Мне иногда кажется, что этим выбором мать-поэтесса определила судьбу своей дочери, а судьба той обернулась очень печальной. Когда я впервые увидела Таню Макарову за чайным столом у Туси, я была потрясена ее удивительной, неправдоподобной красотой. Она была такая прекрасная, такая тоненькая и прозрачная, что казалась видением, сошедшим со старинной персидской миниатюры, но так и оставшимся в двухмерном пространстве. А кроме того, она была мертвецки пьяна. Я не думаю, что ей было тогда больше двадцати лет, но бросалось в глаза, что это состояние ей привычно, как вторая кожа. Не знаю, может быть, беда была в том, что первая кожа у нее была слишком тонкой, но глаза ее никак не могли сфокусироваться на какой-нибудь одной точке, а беспомощно метались по комнате в безнадежной попытке зацепиться за что-нибудь прочное.

Когда мы уходили, Вика вызвался отвезти ее домой на такси и попросил Сашу помочь ему дотащить ее до машины. По дороге она крепко обхватила Сашину шею руками и начала, рыдая, умолять его: «Не надо! Ну, пожалуйста, не надо!» Похоже, было, что некоторые ее друзья охотно пользовались ее бессознательным состоянием, когда такая возможность им предоставлялась. И мне стало жалко танину мать, которая была любимой поэтессой моей юности.

Мы с нею практически не были знакомы, мы встретились всего один раз, но встреча эта была отмечена ее острой неприязнью ко мне. Я, собственно, не сделала ничего плохого, чтобы заслужить эту неприязнь. Просто мне было двадцать пять лет, и я была одета в необычайно идущий мне синий бархатный костюмчик, а ей было под пятьдесят, и она стояла у входа в Дом литераторов, кутаясь в неприглядный коричневый кардиган, невыгодно подчеркивающий ее желтоватую бледность.
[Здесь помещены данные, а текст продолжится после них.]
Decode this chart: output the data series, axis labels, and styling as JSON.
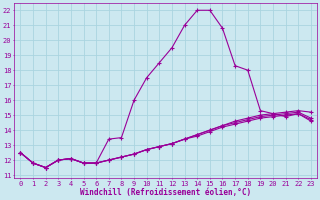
{
  "background_color": "#cce8f0",
  "grid_color": "#aad4e0",
  "line_color": "#990099",
  "line_width": 0.8,
  "marker": "+",
  "marker_size": 3,
  "xlabel": "Windchill (Refroidissement éolien,°C)",
  "xlabel_fontsize": 5.5,
  "tick_fontsize": 5,
  "xlim": [
    -0.5,
    23.5
  ],
  "ylim": [
    10.8,
    22.5
  ],
  "xticks": [
    0,
    1,
    2,
    3,
    4,
    5,
    6,
    7,
    8,
    9,
    10,
    11,
    12,
    13,
    14,
    15,
    16,
    17,
    18,
    19,
    20,
    21,
    22,
    23
  ],
  "yticks": [
    11,
    12,
    13,
    14,
    15,
    16,
    17,
    18,
    19,
    20,
    21,
    22
  ],
  "series": [
    [
      12.5,
      11.8,
      11.5,
      12.0,
      12.1,
      11.8,
      11.8,
      13.4,
      13.5,
      16.0,
      17.5,
      18.5,
      19.5,
      21.0,
      22.0,
      22.0,
      20.8,
      18.3,
      18.0,
      15.3,
      15.1,
      14.9,
      15.1,
      14.7
    ],
    [
      12.5,
      11.8,
      11.5,
      12.0,
      12.1,
      11.8,
      11.8,
      12.0,
      12.2,
      12.4,
      12.7,
      12.9,
      13.1,
      13.4,
      13.7,
      14.0,
      14.3,
      14.6,
      14.8,
      15.0,
      15.1,
      15.2,
      15.3,
      15.2
    ],
    [
      12.5,
      11.8,
      11.5,
      12.0,
      12.1,
      11.8,
      11.8,
      12.0,
      12.2,
      12.4,
      12.7,
      12.9,
      13.1,
      13.4,
      13.7,
      14.0,
      14.3,
      14.5,
      14.7,
      14.9,
      15.0,
      15.1,
      15.2,
      14.8
    ],
    [
      12.5,
      11.8,
      11.5,
      12.0,
      12.1,
      11.8,
      11.8,
      12.0,
      12.2,
      12.4,
      12.7,
      12.9,
      13.1,
      13.4,
      13.6,
      13.9,
      14.2,
      14.4,
      14.6,
      14.8,
      14.9,
      15.0,
      15.1,
      14.6
    ]
  ]
}
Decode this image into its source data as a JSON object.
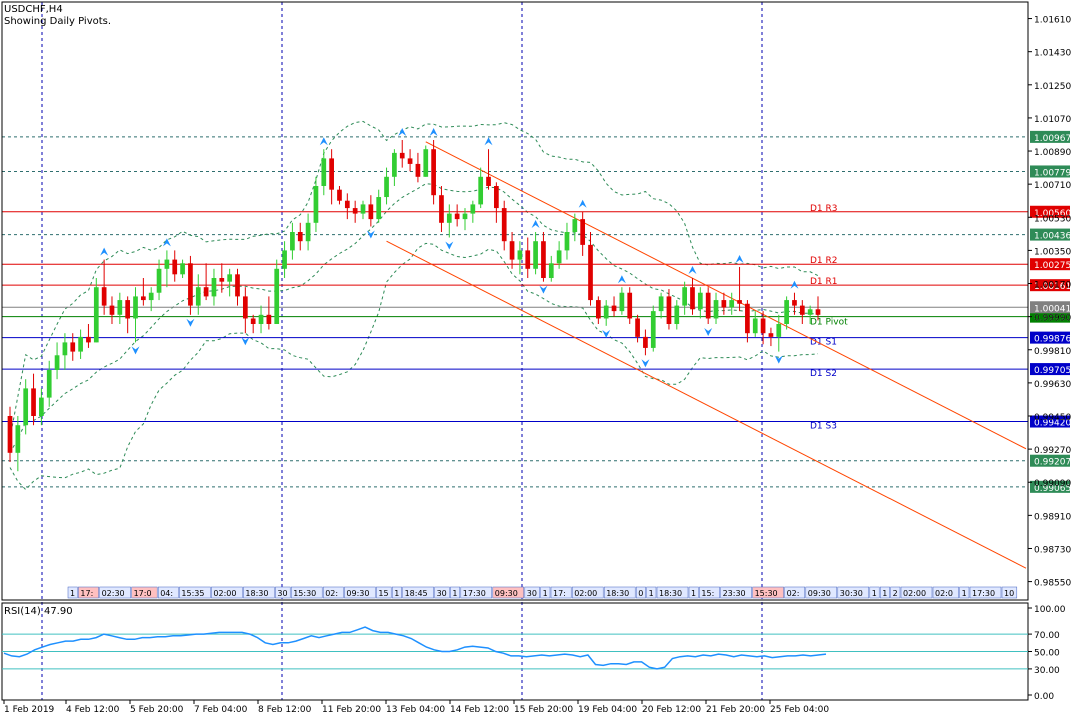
{
  "window": {
    "symbol_title": "USDCHF,H4",
    "subtitle": "Showing Daily Pivots."
  },
  "colors": {
    "background": "#ffffff",
    "axis": "#000000",
    "bull": "#32cd32",
    "bear": "#e00000",
    "resistance": "#e00000",
    "pivot": "#008000",
    "support": "#0000c8",
    "bollinger": "#2e8b57",
    "channel": "#ff4500",
    "fractal": "#1e90ff",
    "grid": "#0000b0",
    "rsi": "#1e90ff",
    "rsi_levels": "#40c0c0"
  },
  "chart_data": [
    {
      "type": "candlestick",
      "title": "USDCHF,H4",
      "ylim": [
        0.9845,
        1.017
      ],
      "y_ticks": [
        "1.01610",
        "1.01430",
        "1.01250",
        "1.01070",
        "1.00890",
        "1.00710",
        "1.00530",
        "1.00350",
        "1.00170",
        "0.99990",
        "0.99810",
        "0.99630",
        "0.99450",
        "0.99270",
        "0.99090",
        "0.98910",
        "0.98730",
        "0.98550"
      ],
      "x_ticks": [
        "1 Feb 2019",
        "4 Feb 12:00",
        "5 Feb 20:00",
        "7 Feb 04:00",
        "8 Feb 12:00",
        "11 Feb 20:00",
        "13 Feb 04:00",
        "14 Feb 12:00",
        "15 Feb 20:00",
        "19 Feb 04:00",
        "20 Feb 12:00",
        "21 Feb 20:00",
        "25 Feb 04:00"
      ],
      "grid": "dotted",
      "price_levels": [
        {
          "name": "D1 R3",
          "price": "1.00560",
          "kind": "resistance"
        },
        {
          "name": "D1 R2",
          "price": "1.00275",
          "kind": "resistance"
        },
        {
          "name": "D1 R1",
          "price": "1.00161",
          "kind": "resistance"
        },
        {
          "name": "D1 Pivot",
          "price": "0.99990",
          "kind": "pivot"
        },
        {
          "name": "D1 S1",
          "price": "0.99876",
          "kind": "support"
        },
        {
          "name": "D1 S2",
          "price": "0.99705",
          "kind": "support"
        },
        {
          "name": "D1 S3",
          "price": "0.99420",
          "kind": "support"
        }
      ],
      "other_levels": [
        "1.00967",
        "1.00779",
        "1.00436",
        "0.99207",
        "0.99065"
      ],
      "current_price": "1.00041",
      "ohlc": [
        [
          0.9945,
          0.995,
          0.992,
          0.9925
        ],
        [
          0.9925,
          0.9945,
          0.9915,
          0.994
        ],
        [
          0.994,
          0.9965,
          0.9935,
          0.996
        ],
        [
          0.996,
          0.9968,
          0.994,
          0.9945
        ],
        [
          0.9945,
          0.996,
          0.994,
          0.9955
        ],
        [
          0.9955,
          0.9975,
          0.995,
          0.997
        ],
        [
          0.997,
          0.9985,
          0.9965,
          0.9978
        ],
        [
          0.9978,
          0.999,
          0.997,
          0.9985
        ],
        [
          0.9985,
          0.999,
          0.9975,
          0.998
        ],
        [
          0.998,
          0.9992,
          0.9976,
          0.9988
        ],
        [
          0.9988,
          0.9995,
          0.9982,
          0.9985
        ],
        [
          0.9985,
          1.002,
          0.9985,
          1.0015
        ],
        [
          1.0015,
          1.003,
          1.0,
          1.0005
        ],
        [
          1.0005,
          1.001,
          0.9995,
          1.0
        ],
        [
          1.0,
          1.0012,
          0.9995,
          1.0008
        ],
        [
          1.0008,
          1.001,
          0.999,
          0.9998
        ],
        [
          0.9998,
          1.0015,
          0.9985,
          1.001
        ],
        [
          1.001,
          1.002,
          1.0005,
          1.0008
        ],
        [
          1.0008,
          1.0015,
          1.0002,
          1.0012
        ],
        [
          1.0012,
          1.003,
          1.0008,
          1.0025
        ],
        [
          1.0025,
          1.0035,
          1.0015,
          1.003
        ],
        [
          1.003,
          1.0035,
          1.0018,
          1.0022
        ],
        [
          1.0022,
          1.003,
          1.002,
          1.0028
        ],
        [
          1.0028,
          1.0032,
          1.0,
          1.0005
        ],
        [
          1.0005,
          1.0022,
          1.0,
          1.0015
        ],
        [
          1.0015,
          1.0028,
          1.0008,
          1.001
        ],
        [
          1.001,
          1.0025,
          1.0005,
          1.002
        ],
        [
          1.002,
          1.0028,
          1.0012,
          1.0018
        ],
        [
          1.0018,
          1.0025,
          1.001,
          1.0022
        ],
        [
          1.0022,
          1.0025,
          1.0005,
          1.001
        ],
        [
          1.001,
          1.0015,
          0.999,
          0.9998
        ],
        [
          0.9998,
          1.0,
          0.999,
          0.9995
        ],
        [
          0.9995,
          1.0005,
          0.999,
          1.0
        ],
        [
          1.0,
          1.001,
          0.9992,
          0.9995
        ],
        [
          0.9995,
          1.003,
          0.9995,
          1.0025
        ],
        [
          1.0025,
          1.004,
          1.002,
          1.0035
        ],
        [
          1.0035,
          1.005,
          1.003,
          1.0045
        ],
        [
          1.0045,
          1.005,
          1.0035,
          1.004
        ],
        [
          1.004,
          1.0055,
          1.0035,
          1.005
        ],
        [
          1.005,
          1.0075,
          1.0045,
          1.007
        ],
        [
          1.007,
          1.009,
          1.0065,
          1.0085
        ],
        [
          1.0085,
          1.009,
          1.006,
          1.0068
        ],
        [
          1.0068,
          1.007,
          1.006,
          1.0062
        ],
        [
          1.0062,
          1.0066,
          1.0052,
          1.0058
        ],
        [
          1.0058,
          1.0062,
          1.005,
          1.0055
        ],
        [
          1.0055,
          1.0062,
          1.0052,
          1.006
        ],
        [
          1.006,
          1.0065,
          1.0048,
          1.0052
        ],
        [
          1.0052,
          1.0068,
          1.005,
          1.0064
        ],
        [
          1.0064,
          1.008,
          1.006,
          1.0075
        ],
        [
          1.0075,
          1.009,
          1.007,
          1.0088
        ],
        [
          1.0088,
          1.0095,
          1.008,
          1.0085
        ],
        [
          1.0085,
          1.009,
          1.0078,
          1.0082
        ],
        [
          1.0082,
          1.0088,
          1.0072,
          1.0075
        ],
        [
          1.0075,
          1.0092,
          1.0075,
          1.009
        ],
        [
          1.009,
          1.0095,
          1.006,
          1.0065
        ],
        [
          1.0065,
          1.007,
          1.0045,
          1.005
        ],
        [
          1.005,
          1.006,
          1.0042,
          1.0055
        ],
        [
          1.0055,
          1.006,
          1.0048,
          1.0052
        ],
        [
          1.0052,
          1.0058,
          1.0046,
          1.0055
        ],
        [
          1.0055,
          1.0062,
          1.005,
          1.006
        ],
        [
          1.006,
          1.008,
          1.0058,
          1.0075
        ],
        [
          1.0075,
          1.009,
          1.0068,
          1.007
        ],
        [
          1.007,
          1.0072,
          1.005,
          1.0058
        ],
        [
          1.0058,
          1.0062,
          1.0035,
          1.004
        ],
        [
          1.004,
          1.0045,
          1.0025,
          1.003
        ],
        [
          1.003,
          1.004,
          1.0022,
          1.0035
        ],
        [
          1.0035,
          1.0042,
          1.002,
          1.0025
        ],
        [
          1.0025,
          1.0045,
          1.0022,
          1.004
        ],
        [
          1.004,
          1.0045,
          1.0018,
          1.002
        ],
        [
          1.002,
          1.0032,
          1.0018,
          1.0028
        ],
        [
          1.0028,
          1.004,
          1.0025,
          1.0035
        ],
        [
          1.0035,
          1.005,
          1.003,
          1.0045
        ],
        [
          1.0045,
          1.0055,
          1.004,
          1.0052
        ],
        [
          1.0052,
          1.0056,
          1.0032,
          1.0038
        ],
        [
          1.0038,
          1.0045,
          1.0005,
          1.0008
        ],
        [
          1.0008,
          1.001,
          0.9995,
          0.9998
        ],
        [
          0.9998,
          1.0008,
          0.9994,
          1.0005
        ],
        [
          1.0005,
          1.001,
          0.9999,
          1.0002
        ],
        [
          1.0002,
          1.0015,
          1.0,
          1.0012
        ],
        [
          1.0012,
          1.0015,
          0.9995,
          0.9998
        ],
        [
          0.9998,
          1.0,
          0.9985,
          0.9988
        ],
        [
          0.9988,
          0.9992,
          0.9978,
          0.9982
        ],
        [
          0.9982,
          1.0005,
          0.998,
          1.0002
        ],
        [
          1.0002,
          1.0012,
          0.9998,
          1.001
        ],
        [
          1.001,
          1.0014,
          0.9992,
          0.9995
        ],
        [
          0.9995,
          1.0008,
          0.9992,
          1.0005
        ],
        [
          1.0005,
          1.0018,
          1.0,
          1.0015
        ],
        [
          1.0015,
          1.002,
          1.0,
          1.0003
        ],
        [
          1.0003,
          1.0015,
          0.9998,
          1.0012
        ],
        [
          1.0012,
          1.0015,
          0.9995,
          0.9998
        ],
        [
          0.9998,
          1.0012,
          0.9995,
          1.0008
        ],
        [
          1.0008,
          1.0012,
          1.0,
          1.0004
        ],
        [
          1.0004,
          1.0012,
          1.0,
          1.0008
        ],
        [
          1.0008,
          1.0026,
          1.0002,
          1.0006
        ],
        [
          1.0006,
          1.0008,
          0.9985,
          0.999
        ],
        [
          0.999,
          1.0002,
          0.9988,
          0.9998
        ],
        [
          0.9998,
          1.0002,
          0.9984,
          0.999
        ],
        [
          0.999,
          0.9993,
          0.9983,
          0.9988
        ],
        [
          0.9988,
          1.0,
          0.998,
          0.9995
        ],
        [
          0.9995,
          1.001,
          0.9992,
          1.0008
        ],
        [
          1.0008,
          1.0012,
          1.0,
          1.0005
        ],
        [
          1.0005,
          1.0008,
          0.9995,
          1.0
        ],
        [
          1.0,
          1.0005,
          0.9995,
          1.0003
        ],
        [
          1.0003,
          1.001,
          0.9997,
          1.0
        ]
      ],
      "annotations": [
        "D1 R3",
        "D1 R2",
        "D1 R1",
        "D1 Pivot",
        "D1 S1",
        "D1 S2",
        "D1 S3"
      ]
    },
    {
      "type": "line",
      "title": "RSI(14) 47.90",
      "ylim": [
        0,
        100
      ],
      "y_ticks": [
        "100.00",
        "70.00",
        "50.00",
        "30.00",
        "0.00"
      ],
      "levels": [
        70,
        50,
        30
      ],
      "series": [
        {
          "name": "RSI(14)",
          "values": [
            48,
            45,
            44,
            47,
            52,
            55,
            58,
            60,
            62,
            62,
            64,
            64,
            66,
            70,
            68,
            66,
            64,
            64,
            66,
            66,
            67,
            67,
            68,
            68,
            69,
            70,
            70,
            71,
            72,
            72,
            72,
            72,
            70,
            66,
            60,
            58,
            60,
            60,
            62,
            65,
            68,
            66,
            68,
            70,
            72,
            72,
            75,
            78,
            74,
            72,
            72,
            70,
            68,
            65,
            60,
            55,
            52,
            50,
            50,
            52,
            55,
            56,
            55,
            54,
            50,
            48,
            45,
            45,
            44,
            45,
            46,
            45,
            46,
            47,
            46,
            44,
            46,
            35,
            34,
            36,
            36,
            35,
            38,
            38,
            32,
            30,
            32,
            42,
            44,
            45,
            44,
            46,
            45,
            47,
            46,
            44,
            46,
            45,
            44,
            45,
            43,
            44,
            45,
            45,
            46,
            45,
            46,
            47
          ]
        }
      ]
    }
  ],
  "time_labels": [
    "1",
    "17:",
    "02:30",
    "17:0",
    "04:",
    "15:35",
    "02:00",
    "18:30",
    "30",
    "15:30",
    "02:",
    "09:30",
    "15",
    "1",
    "18:45",
    "30",
    "1",
    "17:30",
    "09:30",
    "30",
    "1",
    "17:",
    "02:00",
    "18:30",
    "0",
    "1",
    "18:30",
    "1",
    "15:",
    "23:30",
    "15:30",
    "02:",
    "09:30",
    "30:30",
    "1",
    "1",
    "2",
    "02:00",
    "02:0",
    "1",
    "17:30",
    "10",
    "18:30"
  ],
  "current_price_label": "1.00041"
}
Но и это было бы ничего, если бы старый петух Павел Антокольский, которого мы обе поджидали у подъезда, не предпочел меня ей, откровенно и беспардонно. Выскочив из дверей ЦДЛ, он обхватил меня за плечи настолько крепко, насколько это позволил его маленький рост, и принялся рассказывать ей, как я замечательно перевела Уайльда. Все время, пока он с ней делился своими восторгами по моему поводу, она недружелюбно разглядывала меня из-под встрепанной шапки темных с сильной проседью волос и молчала. А мне так хотелось сказать ей:

«Хотите, я почитаю вам свои любимые стихи? Могу это:

Я в комнате той, на диване промятом,

Где пахнет мастикой и кленом сухим,

Наполненной музыкой и закатом,

Дыханием, голосом, смехом твоим…

Или нет, лучше другое:

Люди мне ошибок не прощают,

Что же, я учусь держать ответ —

Легкой жизни мне не обещают

Телеграммы утренних газет.

Но если не хотите это, я могу любое другое – я все их знаю наизусть…»

И услышав свои стихи, она бы улыбнулась и перестала сверлить меня жестким недоброжелательным взглядом. Но я не успела ничего произнести, потому что она резко оборвала декламацию Антокольского:

«Ладно, Павел, поговорим в другой раз. А сейчас мне пора!»

И не попрощавшись со мной, резко повернулась и пошла по улице Герцена в сторону площади Восстания, все так же зябко кутаясь в свой бесформенный кардиган. Антокольский, похожий на усатого моржа в берете, удивленно пожал плечами: «Какая муха ее укусила?» И потащил меня в буфет ЦДЛ, а я пошла за ним покорно и безропотно, чего до сих пор не могу себе простить.

Я должна была столкнуть с плеча его жадные стариковские пальцы и побежать вслед за Маргаритой. Ведь я многие годы носила в душе ее строки: «С пулей в сердце я живу на свете, как же я могла не умереть?» Но несмотря на это, я спокойно дала ей уйти по улице Герцена с пулей в сердце, вместо того, чтобы догнать ее и утешить. И сказать: «Плюньте вы на этого старого петуха – ведь это ваши стихи я знаю наизусть, а из его – ни строчки не помню».

Но я, полная всепоглощающего эгоизма молодости, сосредоточилась на себе и позволила Антокольскому уволочь меня в писательское кафе, где он вовсе не стал слушать мои стихи, как я надеялась. Отмахнувшись от стихов, он заказал нам обоим какую-то выпивку и стал хватать меня за коленки, время от времени выкрикивая: «Ах, Нинель Воронель, не ходи на панель!» Я то и дело осторожно сбрасывала с колена его руку, не в силах оторвать внутренний взгляд от убегающей в сторону площади Восстания сгорбленной Маргариты, которую явно не стоило обижать ради такого бессмысленного времяпрепровождения.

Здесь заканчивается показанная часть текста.